Do the transformer layers can act as iterative beam searching in itself? I don't know. However training of transformer on a set of sequences corresponding to games can in a way act like trianing a searching algorithm. I have trained a GPT-like decoder only transformer model and it shows that it can learn the environments better (smaller network) than Dense FeedForward networks.

To run the cartpole run the command:

python3 run_dqn.pqy --name="CartPole-v1"
...
Epoch: 220 | 225387 | 0.021 | 135.542 | playing games: 107/1024: 22%|███████████████                                                              | 220/1000

Environments

I have tested the agent on CartPole-v1 and Breakout-ram-v0 and it did learn to play both with increasing rewards.

Algorithms

For now I have implemented DQN and will be implementing PPO in the coming iteration and see if there are any improvements.

Hypothesis

I am actively looking to collaborate with people to work on researching this approach. If transformers can indeed perform tree searching in it's own internal weights, this would drastically speed up processes that use Monte Carlo Tree Search. Now I am not suggesting that transformers have not been trained with RL, take this example from OpenAI that does summarization.

Old-Intro

Old code for tensorflow has been moved to old-tf and for pytorch in old-pytorch.

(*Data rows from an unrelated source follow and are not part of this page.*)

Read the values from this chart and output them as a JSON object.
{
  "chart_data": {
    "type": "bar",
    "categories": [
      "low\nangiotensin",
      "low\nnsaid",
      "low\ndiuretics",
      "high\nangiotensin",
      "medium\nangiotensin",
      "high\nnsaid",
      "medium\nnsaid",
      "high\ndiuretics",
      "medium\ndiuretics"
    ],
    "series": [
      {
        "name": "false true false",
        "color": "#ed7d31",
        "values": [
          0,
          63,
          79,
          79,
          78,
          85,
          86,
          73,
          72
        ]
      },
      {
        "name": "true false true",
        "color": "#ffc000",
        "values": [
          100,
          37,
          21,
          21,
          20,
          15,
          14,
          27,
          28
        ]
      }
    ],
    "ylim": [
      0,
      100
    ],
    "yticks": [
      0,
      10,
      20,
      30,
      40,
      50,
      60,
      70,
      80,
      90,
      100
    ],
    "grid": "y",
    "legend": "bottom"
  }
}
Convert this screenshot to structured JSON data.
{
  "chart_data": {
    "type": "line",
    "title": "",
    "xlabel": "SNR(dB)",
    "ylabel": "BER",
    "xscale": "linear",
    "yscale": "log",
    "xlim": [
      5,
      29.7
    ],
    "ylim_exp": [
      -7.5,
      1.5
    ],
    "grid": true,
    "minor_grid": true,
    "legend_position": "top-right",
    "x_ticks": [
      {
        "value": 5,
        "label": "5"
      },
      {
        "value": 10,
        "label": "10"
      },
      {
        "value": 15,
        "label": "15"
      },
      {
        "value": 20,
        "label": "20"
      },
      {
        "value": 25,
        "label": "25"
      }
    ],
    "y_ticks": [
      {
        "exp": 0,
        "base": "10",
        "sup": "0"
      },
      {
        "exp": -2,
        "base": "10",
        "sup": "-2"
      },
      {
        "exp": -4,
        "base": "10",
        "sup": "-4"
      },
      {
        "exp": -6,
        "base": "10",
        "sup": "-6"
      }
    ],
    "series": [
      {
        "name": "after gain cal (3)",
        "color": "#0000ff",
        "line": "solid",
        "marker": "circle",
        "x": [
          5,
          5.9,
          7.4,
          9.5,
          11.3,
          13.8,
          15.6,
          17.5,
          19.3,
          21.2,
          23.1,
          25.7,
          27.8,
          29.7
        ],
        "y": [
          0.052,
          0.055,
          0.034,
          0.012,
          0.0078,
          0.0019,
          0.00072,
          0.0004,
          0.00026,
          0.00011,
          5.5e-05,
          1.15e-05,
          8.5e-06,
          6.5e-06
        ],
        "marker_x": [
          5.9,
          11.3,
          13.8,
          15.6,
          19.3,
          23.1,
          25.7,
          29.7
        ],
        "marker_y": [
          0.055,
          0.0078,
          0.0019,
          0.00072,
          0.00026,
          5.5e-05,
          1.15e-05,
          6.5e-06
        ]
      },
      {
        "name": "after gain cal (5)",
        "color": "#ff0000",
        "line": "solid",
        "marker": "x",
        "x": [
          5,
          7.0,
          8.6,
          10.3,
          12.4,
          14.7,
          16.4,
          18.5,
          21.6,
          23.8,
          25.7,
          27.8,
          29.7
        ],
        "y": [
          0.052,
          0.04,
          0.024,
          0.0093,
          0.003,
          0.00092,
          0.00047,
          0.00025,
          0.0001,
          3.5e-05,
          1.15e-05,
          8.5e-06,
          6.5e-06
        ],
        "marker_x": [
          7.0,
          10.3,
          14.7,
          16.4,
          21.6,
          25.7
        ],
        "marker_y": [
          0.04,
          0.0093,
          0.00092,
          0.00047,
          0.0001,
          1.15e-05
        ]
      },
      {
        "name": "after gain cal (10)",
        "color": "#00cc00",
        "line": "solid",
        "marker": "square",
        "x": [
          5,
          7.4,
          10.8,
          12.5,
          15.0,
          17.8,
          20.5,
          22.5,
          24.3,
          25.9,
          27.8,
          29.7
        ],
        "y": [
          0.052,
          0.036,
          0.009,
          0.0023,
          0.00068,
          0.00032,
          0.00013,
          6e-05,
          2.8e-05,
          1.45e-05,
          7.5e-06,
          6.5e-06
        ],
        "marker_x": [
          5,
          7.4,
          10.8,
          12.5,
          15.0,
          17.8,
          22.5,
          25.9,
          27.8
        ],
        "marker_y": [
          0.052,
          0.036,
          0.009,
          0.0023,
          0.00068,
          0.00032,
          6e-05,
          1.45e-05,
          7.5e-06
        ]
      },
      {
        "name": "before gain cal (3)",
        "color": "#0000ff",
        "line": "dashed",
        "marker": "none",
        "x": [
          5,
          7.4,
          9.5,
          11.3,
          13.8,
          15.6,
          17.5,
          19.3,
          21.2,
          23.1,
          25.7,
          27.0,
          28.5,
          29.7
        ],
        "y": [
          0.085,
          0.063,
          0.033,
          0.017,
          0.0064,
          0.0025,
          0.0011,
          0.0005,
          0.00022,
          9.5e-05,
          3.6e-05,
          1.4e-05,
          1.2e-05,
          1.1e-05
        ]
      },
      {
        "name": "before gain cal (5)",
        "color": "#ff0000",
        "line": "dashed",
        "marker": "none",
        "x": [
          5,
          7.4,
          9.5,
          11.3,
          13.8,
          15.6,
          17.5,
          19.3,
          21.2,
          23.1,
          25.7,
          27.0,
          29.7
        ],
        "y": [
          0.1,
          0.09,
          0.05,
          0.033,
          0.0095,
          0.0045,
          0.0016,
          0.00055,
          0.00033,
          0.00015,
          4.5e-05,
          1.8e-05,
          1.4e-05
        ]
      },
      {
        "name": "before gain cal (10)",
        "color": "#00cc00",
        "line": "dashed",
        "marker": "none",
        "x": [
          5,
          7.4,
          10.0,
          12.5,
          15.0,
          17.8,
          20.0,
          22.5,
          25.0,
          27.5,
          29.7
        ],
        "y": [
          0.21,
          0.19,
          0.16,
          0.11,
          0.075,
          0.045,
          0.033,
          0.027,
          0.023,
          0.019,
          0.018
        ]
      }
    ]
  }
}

Experiments to train transformer network to master reinforcement learning environments. Before starting however I have written a small PoC in pytorch to train a transformer network on RAM configurations of popular gym environments. This was made as a quick hack and to learn pytorch package, however not a big fan of it, maybe I am just more used to tensorflow (more details in README). This package will completely be based upon and use tensorflow as our NN package.

A bit more about the coding conventions used here, I like the OpenAI style of coding where everything is tried to be mprphed into a function, this is more of a scripting convention and easier for experimentation and deployment. Plus it makes it easier on the eyes to read and maintain the code, increasing reusability. Just look at the repos from Google, its almost impossible to read and hack that code.